KıbrısManşet

Seslerini duyurmak için bir kez daha yürüyecekler

Kadın Eğitim Kollektifi yaptığı yazılı açıklamada herkesi 25 Kasım Çarşamba günü Dereboyu Kumsal parkta 25 Kasım Kadına Şiddete Yönelik Mücadele Yürüyüşü’ne davet etti

Covid 19 salgını sebebi ile işyerinde ilk gözden çıkarılanların kadın olduğunu ifade eden Kadın Eğitim Kollektifi 25 Kasım Çarşamba günü konu ile ilgili isteklerini ve taleplerini tekrar yineleyeceklerini kaydetti.

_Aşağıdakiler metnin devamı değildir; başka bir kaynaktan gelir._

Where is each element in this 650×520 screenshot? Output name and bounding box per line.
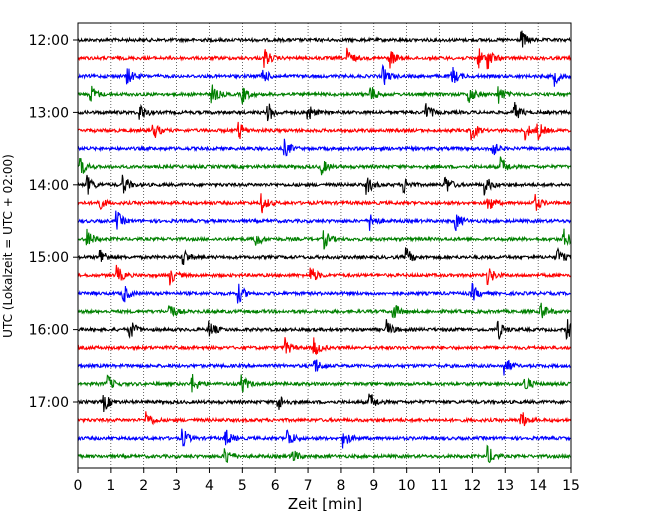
x-tick-label: 5 xyxy=(238,478,247,494)
seismic-trace xyxy=(77,101,572,122)
seismic-trace xyxy=(77,411,572,427)
seismic-trace xyxy=(77,210,572,232)
y-tick-label: 12:00 xyxy=(29,33,69,49)
x-tick-label: 14 xyxy=(529,478,547,494)
y-tick-label: 13:00 xyxy=(29,105,69,121)
y-axis-label: UTC (Lokalzeit = UTC + 02:00) xyxy=(1,154,15,338)
plot-frame xyxy=(77,22,572,469)
trace-group xyxy=(77,30,572,464)
seismic-trace xyxy=(77,359,571,376)
x-tick-label: 4 xyxy=(205,478,214,494)
seismic-trace xyxy=(77,228,572,250)
x-tick-label: 11 xyxy=(431,478,449,494)
seismic-trace xyxy=(77,393,571,413)
seismic-trace xyxy=(77,63,572,87)
y-tick-label: 15:00 xyxy=(29,250,69,266)
seismic-trace xyxy=(77,337,572,356)
y-axis-ticks: 12:00 13:00 14:00 15:00 16:00 17:00 xyxy=(29,33,78,411)
seismic-trace xyxy=(77,30,572,48)
y-tick-label: 17:00 xyxy=(29,395,69,411)
x-axis-ticks: 0 1 2 3 4 5 6 7 8 9 10 11 12 13 14 15 xyxy=(74,468,580,494)
seismic-trace xyxy=(78,247,572,265)
x-tick-label: 7 xyxy=(304,478,313,494)
seismic-trace xyxy=(77,174,571,196)
x-tick-label: 15 xyxy=(562,478,580,494)
seismic-trace xyxy=(77,138,571,157)
seismic-trace xyxy=(77,193,571,214)
x-tick-label: 8 xyxy=(336,478,345,494)
seismic-trace xyxy=(77,428,571,449)
y-tick-label: 14:00 xyxy=(29,178,69,194)
seismic-trace xyxy=(77,84,571,105)
x-axis-label: Zeit [min] xyxy=(288,495,362,513)
seismic-trace xyxy=(77,121,571,141)
x-tick-label: 13 xyxy=(496,478,514,494)
x-tick-label: 6 xyxy=(271,478,280,494)
seismic-trace xyxy=(77,282,571,304)
x-tick-label: 10 xyxy=(398,478,416,494)
seismic-trace xyxy=(77,444,571,464)
x-tick-label: 3 xyxy=(172,478,181,494)
x-tick-label: 0 xyxy=(74,478,83,494)
x-tick-label: 2 xyxy=(139,478,148,494)
grid-lines xyxy=(110,23,539,468)
seismic-trace xyxy=(77,264,572,286)
y-tick-label: 16:00 xyxy=(29,323,69,339)
x-tick-label: 1 xyxy=(106,478,115,494)
seismic-trace xyxy=(77,47,572,70)
seismic-trace xyxy=(77,373,571,393)
x-tick-label: 12 xyxy=(463,478,481,494)
seismic-trace xyxy=(77,302,572,319)
x-tick-label: 9 xyxy=(369,478,378,494)
seismic-trace xyxy=(77,156,572,176)
seismic-trace xyxy=(77,319,572,341)
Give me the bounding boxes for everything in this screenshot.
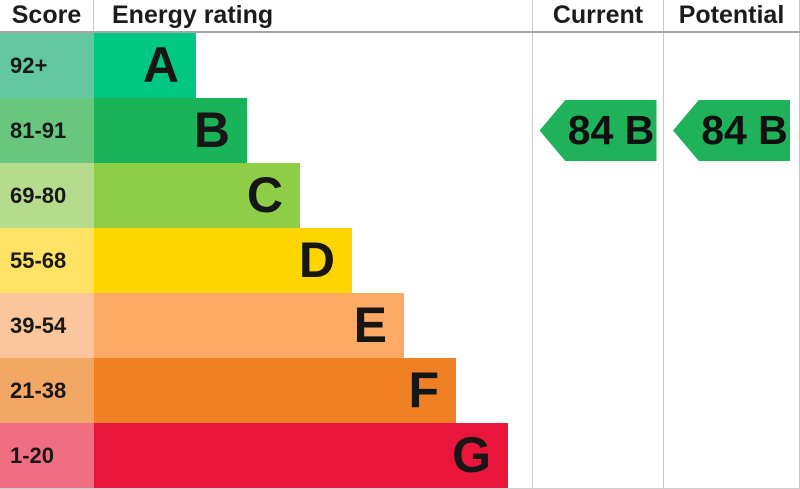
potential-cell	[663, 358, 800, 423]
band-bar: G	[94, 423, 508, 488]
band-row: 69-80 C	[0, 163, 800, 228]
band-score-range: 39-54	[0, 293, 94, 358]
band-letter: G	[452, 426, 491, 483]
band-score-range: 21-38	[0, 358, 94, 423]
band-row: 55-68 D	[0, 228, 800, 293]
band-row: 21-38 F	[0, 358, 800, 423]
potential-rating-arrow: 84 B	[673, 100, 790, 161]
header-score: Score	[0, 0, 94, 31]
potential-rating-arrow-value: 84 B	[701, 107, 788, 153]
band-bar-cell: C	[94, 163, 532, 228]
band-bar-cell: B	[94, 98, 532, 163]
current-cell: 84 B	[532, 98, 663, 163]
band-letter: F	[408, 361, 439, 418]
band-letter: C	[246, 166, 283, 223]
header-energy-rating: Energy rating	[112, 1, 274, 29]
band-score-range: 69-80	[0, 163, 94, 228]
band-bar: F	[94, 358, 456, 423]
band-bar-cell: F	[94, 358, 532, 423]
band-row: 1-20 G	[0, 423, 800, 488]
band-letter: D	[298, 231, 335, 288]
current-rating-arrow-value: 84 B	[567, 107, 655, 153]
band-bar-cell: G	[94, 423, 532, 488]
band-bar-cell: A	[94, 33, 532, 98]
band-bar-cell: E	[94, 293, 532, 358]
potential-cell	[663, 228, 800, 293]
header-row: Score Energy rating Current Potential	[0, 0, 800, 33]
band-bar: B	[94, 98, 247, 163]
band-row: 81-91 B 84 B 84 B	[0, 98, 800, 163]
band-score-range: 1-20	[0, 423, 94, 488]
current-cell	[532, 423, 663, 488]
band-bar-cell: D	[94, 228, 532, 293]
current-rating-arrow: 84 B	[539, 100, 657, 161]
band-bar: C	[94, 163, 300, 228]
potential-cell	[663, 33, 800, 98]
band-row: 92+ A	[0, 33, 800, 98]
potential-cell	[663, 163, 800, 228]
current-cell	[532, 358, 663, 423]
potential-cell: 84 B	[663, 98, 800, 163]
header-potential: Potential	[663, 0, 800, 31]
band-letter: A	[142, 36, 179, 93]
current-cell	[532, 228, 663, 293]
current-cell	[532, 293, 663, 358]
band-bar: A	[94, 33, 196, 98]
header-current: Current	[532, 0, 663, 31]
band-score-range: 55-68	[0, 228, 94, 293]
bands-area: 92+ A 81-91 B 84 B 84 B 69-80	[0, 33, 800, 488]
band-row: 39-54 E	[0, 293, 800, 358]
potential-cell	[663, 293, 800, 358]
band-letter: E	[353, 296, 387, 353]
band-score-range: 92+	[0, 33, 94, 98]
band-bar: D	[94, 228, 352, 293]
current-cell	[532, 163, 663, 228]
band-bar: E	[94, 293, 404, 358]
band-letter: B	[193, 101, 230, 158]
current-cell	[532, 33, 663, 98]
band-score-range: 81-91	[0, 98, 94, 163]
potential-cell	[663, 423, 800, 488]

Kadın Eğitim Kollektifi’nin açıklaması şu şeklide;

“25 Kasım, 1960 yılında Dominik Cumhuriyeti’nde diktatörlüğe karşı mücadele eden “Mirabel Kardeşler” olarak anılan üç kız kardeş Patria, Minerva ve Maria’nın tecavüz edilerek katledildiği gün. Mirabel Kardeşler’in uğradığı şiddetin derin etki bırakması sonucunda 25 Kasım, 1999 yılında Birleşmiş Milletler tarafından “Kadına Yönelik Şiddete Karşı Uluslararası Mücadele Günü” ilan edildi.

Günümüz, dünya geneline zor zamanlar yaşatan Covid 19 virüsü sebebiyle daha da belirsiz hale gelmiştir. Bu belirsizliklerden ve olumsuz koşullardan en çok etkilenenler ise kadınlar olmuştur. Salgın döneminde ekonomik sıkıntıların tırmanışa geçmesi ve işsizlik sorununun baş göstermesiyle birlikte, yaşam koşulları daha da zorlaşmış, iş yerlerinde ilk gözden çıkarılanlar kadınlar olmuştur.

Kadınlar evde, iş yerinde, sokakta, her yerde ayrımcılıkla ve birçok baskı unsuruyla baş etmek zorunda kalmaktadırlar. Ev içinde emekleri sömürülüyor, şiddete uğruyorlar, iş yerlerinde mobbinge maruz kalıyorlar. Mobbing yasası henüz söz konusu değil. Kıyafetlerine, nasıl güldüklerine kadar bütün davranışları baskı altına alınmış. Birçok insan toplumun muhafazakarlaştırılmasıyla kadının bedeni ve davranışları üzerinde baskının gün geçtikçe arttığının farkına varamıyor. Kadınların ev içi emeğini azaltacak, omuzlarındaki yükü hafifletecek kamusal mutfak, kamusal kreş gibi hizmetler bulunmuyor. Şiddete uğrayan bir kadın araç sahibi değilse, polise gidip şikayette bulunabileceği bir toplu taşıma hizmeti ya kısıtlı ya da bazı bölgelerde hiç yok. Eğitim ve sağlık gibi hizmetlerin ücretsiz olmaması, asgari ücrette iyileştirme yapılmaması gibi etkenler geçim derdindeki aileleri zor durumlara düşürmekte ve aile içi çatışmaları tetiklemektedir.

Lefkoşa sınırları içindeki sınırlı kapasiteye sahip sığınma evi dışında hiçbir bölgede sığınma evi olmaması, şiddete uğrayan kadının hayatını bir o kadar daha zorlaştırmaktadır. Her bölgeye sığınma evi sağlamak devletin görevidir. Ülkemizde göçmen olarak bulunan kadınların emeği ciddi bir şekilde sömürülmekte ve bu da devlet tarafından görmezden gelinmektedir. Sosyal Hizmetler Dairesi’ne bağlı Alo 183 ihbar hattının etkin biçimde çalışması için gerekli zemin sağlanmamıştır.

25 Kasım Çarşamba günü, tüm taleplerimizi yinelemek ve sesimizi bir kez daha duyurmak için 25 Kasım Organizasyon Komitesi (Bağımsızlık Yolu, Baraka Kültür Merkezi, BES, GÜÇ-SEN, HAK-SEN, Kadın Eğitimi Kolektifi, KTOEÖS) tarafından düzenlenen “25 Kasım Kadına Şiddete Yönelik Mücadele Yürüyüşü”nü yapmak üzere saat 18:00’da Kumsal Parkı Dereboyu girişinde toplanacağız. Bizimle birlikte yürümesi için herkesi sokağa davet ederiz.”